Consider a system containing $$N$$ non-relativistic particles, labeled $$i=1, N$$, moving in one dimension. Let $$x_i$$ and $$m_i$$ be the position coordinate and mass, respectively, of the $$i$$th particle. By analogy with the single-particle case, the instantaneous state of a multi-particle system is specified by a complex wavefunction $$\psi(x_1,x_2,\ldots, x_N,t)$$. The probability of finding the first particle between $$x_1$$ and $$x_1+dx_1$$, the second particle between $$x_2$$ and $$x_2+dx_2$$, et cetera, at time $$t$$ is given by $$|\psi(x_1,x_2,\ldots, x_N,t)|^{\,2}\,dx_1\,dx_2\ldots dx_N$$. It follows that the wavefunction must satisfy the normalization condition $\label{en1} \int |\psi(x_1,x_2,\ldots, x_N,t)|^{\,2}\,dx_1\,dx_2\ldots dx_N = 1$ at all times, where the integration is taken over all $$x_1\,x_2\,\ldots x_N$$ space.

In a single-particle system, position is represented by the algebraic operator $$x$$, whereas momentum is represented by the differential operator $$-{\rm i}\,\hbar\,\partial/\partial x$$. (See Section [s4.6].) By analogy, in a multi-particle system, the position of the $$i$$th particle is represented by the algebraic operator $$x_i$$, whereas the corresponding momentum is represented by the differential operator $\label{ex3} p_i = - {\rm i}\,\hbar\,\frac{\partial}{\partial x_i}.$

Because the $$x_i$$ are independent variables (i.e., $$\partial x_i/\partial x_j=\delta_{ij}$$), we conclude that the various position and momentum operators satisfy the following commutation relations: \begin{aligned} \label{xe6.4} [x_i,x_j] &= 0,\\[0.5ex] [p_i,p_j] &= 0,\\[0.5ex] [x_i,p_j] &= {\rm i}\,\hbar\,\delta_{ij}.\label{xe6.6}\end{aligned} Now, we know, from Section [smeas], that two dynamical variables can only be (exactly) measured simultaneously if the operators that represent them in quantum mechanics commute with one another.
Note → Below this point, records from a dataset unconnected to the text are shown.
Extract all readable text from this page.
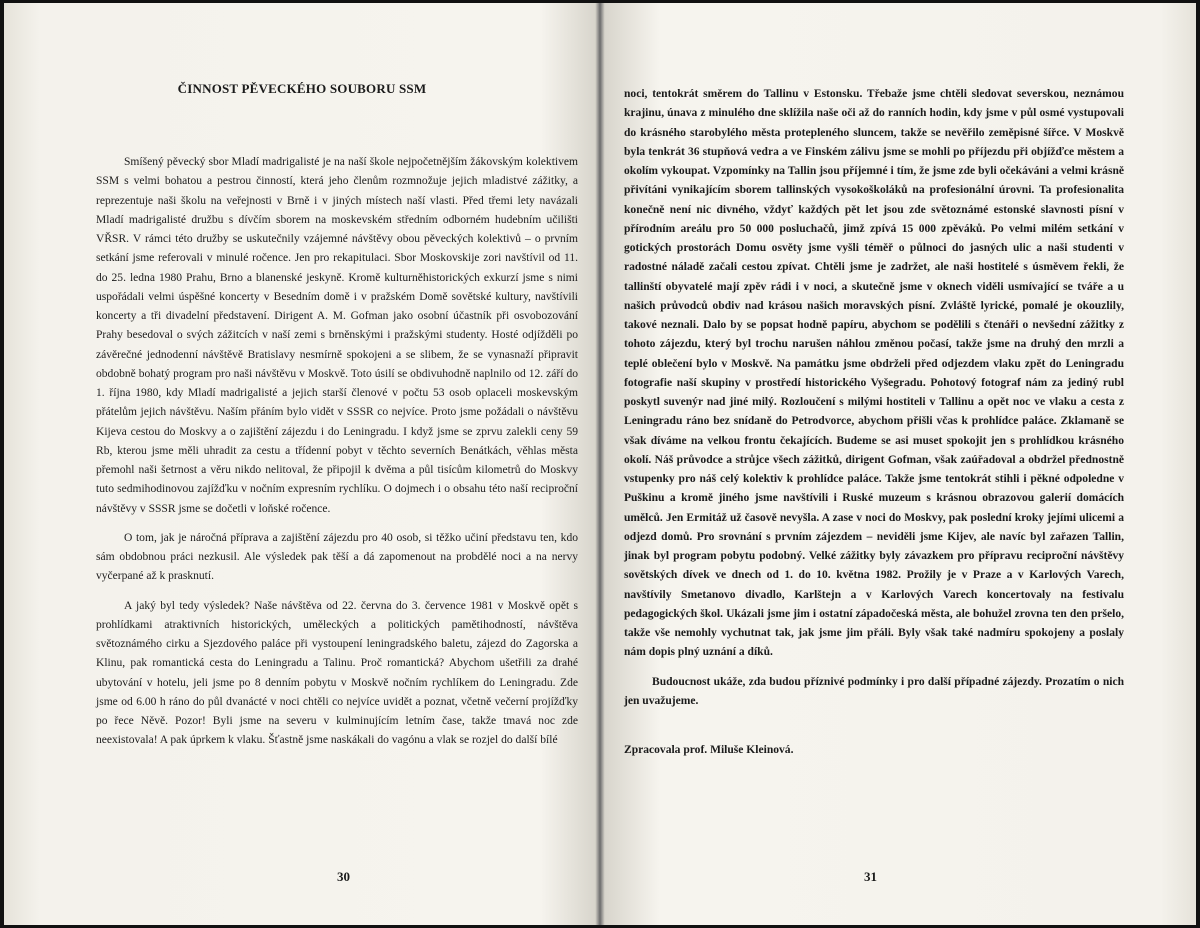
ČINNOST PĚVECKÉHO SOUBORU SSM

Smíšený pěvecký sbor Mladí madrigalisté je na naší škole nejpočetnějším žákovským kolektivem SSM s velmi bohatou a pestrou činností, která jeho členům rozmnožuje jejich mladistvé zážitky, a reprezentuje naši školu na veřejnosti v Brně i v jiných místech naší vlasti. Před třemi lety navázali Mladí madrigalisté družbu s dívčím sborem na moskevském středním odborném hudebním učilišti VŘSR. V rámci této družby se uskutečnily vzájemné návštěvy obou pěveckých kolektivů – o prvním setkání jsme referovali v minulé ročence. Jen pro rekapitulaci. Sbor Moskovskije zori navštívil od 11. do 25. ledna 1980 Prahu, Brno a blanenské jeskyně. Kromě kulturněhistorických exkurzí jsme s nimi uspořádali velmi úspěšné koncerty v Besedním domě i v pražském Domě sovětské kultury, navštívili koncerty a tři divadelní představení. Dirigent A. M. Gofman jako osobní účastník při osvobozování Prahy besedoval o svých zážitcích v naší zemi s brněnskými i pražskými studenty. Hosté odjížděli po závěrečné jednodenní návštěvě Bratislavy nesmírně spokojeni a se slibem, že se vynasnaží připravit obdobně bohatý program pro naši návštěvu v Moskvě. Toto úsilí se obdivuhodně naplnilo od 12. září do 1. října 1980, kdy Mladí madrigalisté a jejich starší členové v počtu 53 osob oplaceli moskevským přátelům jejich návštěvu. Naším přáním bylo vidět v SSSR co nejvíce. Proto jsme požádali o návštěvu Kijeva cestou do Moskvy a o zajištění zájezdu i do Leningradu. I když jsme se zprvu zalekli ceny 59 Rb, kterou jsme měli uhradit za cestu a třídenní pobyt v těchto severních Benátkách, věhlas města přemohl naši šetrnost a věru nikdo nelitoval, že připojil k dvěma a půl tisícům kilometrů do Moskvy tuto sedmihodinovou zajížďku v nočním expresním rychlíku. O dojmech i o obsahu této naší reciproční návštěvy v SSSR jsme se dočetli v loňské ročence.

O tom, jak je náročná příprava a zajištění zájezdu pro 40 osob, si těžko učiní představu ten, kdo sám obdobnou práci nezkusil. Ale výsledek pak těší a dá zapomenout na probdělé noci a na nervy vyčerpané až k prasknutí.

A jaký byl tedy výsledek? Naše návštěva od 22. června do 3. července 1981 v Moskvě opět s prohlídkami atraktivních historických, uměleckých a politických pamětihodností, návštěva světoznámého cirku a Sjezdového paláce při vystoupení leningradského baletu, zájezd do Zagorska a Klinu, pak romantická cesta do Leningradu a Talinu. Proč romantická? Abychom ušetřili za drahé ubytování v hotelu, jeli jsme po 8 denním pobytu v Moskvě nočním rychlíkem do Leningradu. Zde jsme od 6.00 h ráno do půl dvanácté v noci chtěli co nejvíce uvidět a poznat, včetně večerní projížďky po řece Něvě. Pozor! Byli jsme na severu v kulminujícím letním čase, takže tmavá noc zde neexistovala! A pak úprkem k vlaku. Šťastně jsme naskákali do vagónu a vlak se rozjel do další bílé

30

noci, tentokrát směrem do Tallinu v Estonsku. Třebaže jsme chtěli sledovat severskou, neznámou krajinu, únava z minulého dne sklížila naše oči až do ranních hodin, kdy jsme v půl osmé vystupovali do krásného starobylého města proteplеného sluncem, takže se nevěřilo zeměpisné šířce. V Moskvě byla tenkrát 36 stupňová vedra a ve Finském zálivu jsme se mohli po příjezdu při objížďce městem a okolím vykoupat. Vzpomínky na Tallin jsou příjemné i tím, že jsme zde byli očekáváni a velmi krásně přivítáni vynikajícím sborem tallinských vysokoškoláků na profesionální úrovni. Ta profesionalita konečně není nic divného, vždyť každých pět let jsou zde světoznámé estonské slavnosti písní v přírodním areálu pro 50 000 posluchačů, jimž zpívá 15 000 zpěváků. Po velmi milém setkání v gotických prostorách Domu osvěty jsme vyšli téměř o půlnoci do jasných ulic a naši studenti v radostné náladě začali cestou zpívat. Chtěli jsme je zadržet, ale naši hostitelé s úsměvem řekli, že tallinští obyvatelé mají zpěv rádi i v noci, a skutečně jsme v oknech viděli usmívající se tváře a u našich průvodců obdiv nad krásou našich moravských písní. Zvláště lyrické, pomalé je okouzlily, takové neznali. Dalo by se popsat hodně papíru, abychom se podělili s čtenáři o nevšední zážitky z tohoto zájezdu, který byl trochu narušen náhlou změnou počasí, takže jsme na druhý den mrzli a teplé oblečení bylo v Moskvě. Na památku jsme obdrželi před odjezdem vlaku zpět do Leningradu fotografie naší skupiny v prostředí historického Vyšegradu. Pohotový fotograf nám za jediný rubl poskytl suvenýr nad jiné milý. Rozloučení s milými hostiteli v Tallinu a opět noc ve vlaku a cesta z Leningradu ráno bez snídaně do Petrodvorce, abychom přišli včas k prohlídce paláce. Zklamaně se však díváme na velkou frontu čekajících. Budeme se asi muset spokojit jen s prohlídkou krásného okolí. Náš průvodce a strůjce všech zážitků, dirigent Gofman, však zaúřadoval a obdržel přednostně vstupenky pro náš celý kolektiv k prohlídce paláce. Takže jsme tentokrát stihli i pěkné odpoledne v Puškinu a kromě jiného jsme navštívili i Ruské muzeum s krásnou obrazovou galerií domácích umělců. Jen Ermitáž už časově nevyšla. A zase v noci do Moskvy, pak poslední kroky jejími ulicemi a odjezd domů. Pro srovnání s prvním zájezdem – neviděli jsme Kijev, ale navíc byl zařazen Tallin, jinak byl program pobytu podobný. Velké zážitky byly závazkem pro přípravu reciproční návštěvy sovětských dívek ve dnech od 1. do 10. května 1982. Prožily je v Praze a v Karlových Varech, navštívily Smetanovo divadlo, Karlštejn a v Karlových Varech koncertovaly na festivalu pedagogických škol. Ukázali jsme jim i ostatní západočeská města, ale bohužel zrovna ten den pršelo, takže vše nemohly vychutnat tak, jak jsme jim přáli. Byly však také nadmíru spokojeny a poslaly nám dopis plný uznání a díků.

Budoucnost ukáže, zda budou příznivé podmínky i pro další případné zájezdy. Prozatím o nich jen uvažujeme.

Zpracovala prof. Miluše Kleinová.

31
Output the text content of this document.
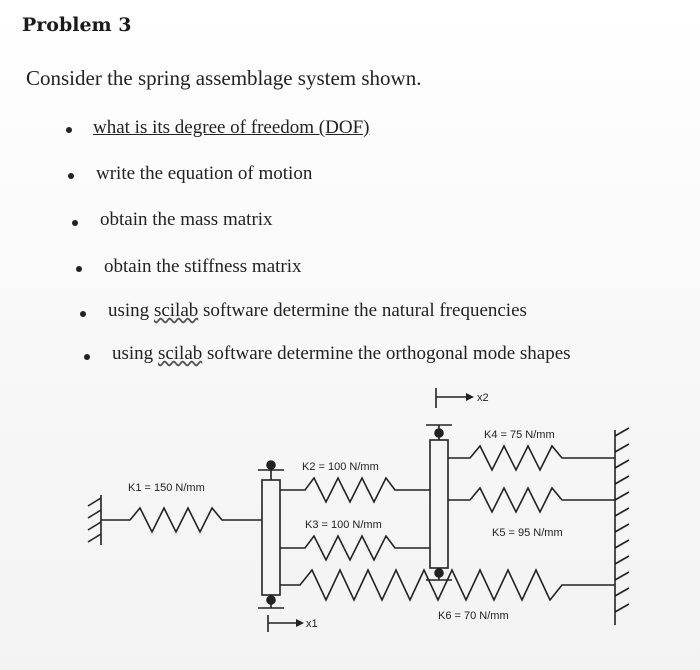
Problem 3
Consider the spring assemblage system shown.
what is its degree of freedom (DOF)
write the equation of motion
obtain the mass matrix
obtain the stiffness matrix
using scilab software determine the natural frequencies
using scilab software determine the orthogonal mode shapes
K1 = 150 N/mm
K2 = 100 N/mm
K3 = 100 N/mm
K4 = 75 N/mm
K5 = 95 N/mm
K6 = 70 N/mm
x1
x2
Thus, it is clear, from the previous commutation relations, that the only restriction on measurement in a one-dimensional multi-particle system is that it is impossible to simultaneously measure the position and momentum of the same particle. Note, in particular, that a knowledge of the position or momentum of a given particle does not in any way preclude a similar knowledge for a different particle. The commutation relations ([xe6.4])–([xe6.6]) illustrate an important point in quantum mechanics: namely, that operators corresponding to different degrees of freedom of a dynamical system tend to commute with one another. In this case, the different degrees of freedom correspond to the different motions of the various particles making up the system.

Finally, if $$H(x_1,x_2,\ldots, x_N,t)$$ is the Hamiltonian of the system then the multi-particle wavefunction $$\psi(x_1,x_2,\ldots,x_N,t)$$ satisfies the usual time-dependent Schrödinger equation [see Equation ([etimed])] $\label{ex7} {\rm i}\,\hbar\,\frac{\partial\psi}{\partial t} = H\,\psi.$ Likewise, a multi-particle state of definite energy $$E$$ (i.e., an eigenstate of the Hamiltonian with eigenvalue $$E$$) is written (see Section [sstat]) $\psi(x_1,x_2,\ldots, x_N,t) = \psi_E(x_1,x_2,\ldots, x_N)\,{\rm e}^{-{\rm i}\,E\,t/\hbar},$ where the stationary wavefunction $$\psi_E$$ satisfies the time-independent Schrödinger equation [see Equation ([etimei])] $\label{ex9} H\,\psi_E = E\,\psi_E.$ Here, $$H$$ is assumed not to be an explicit function of $$t$$.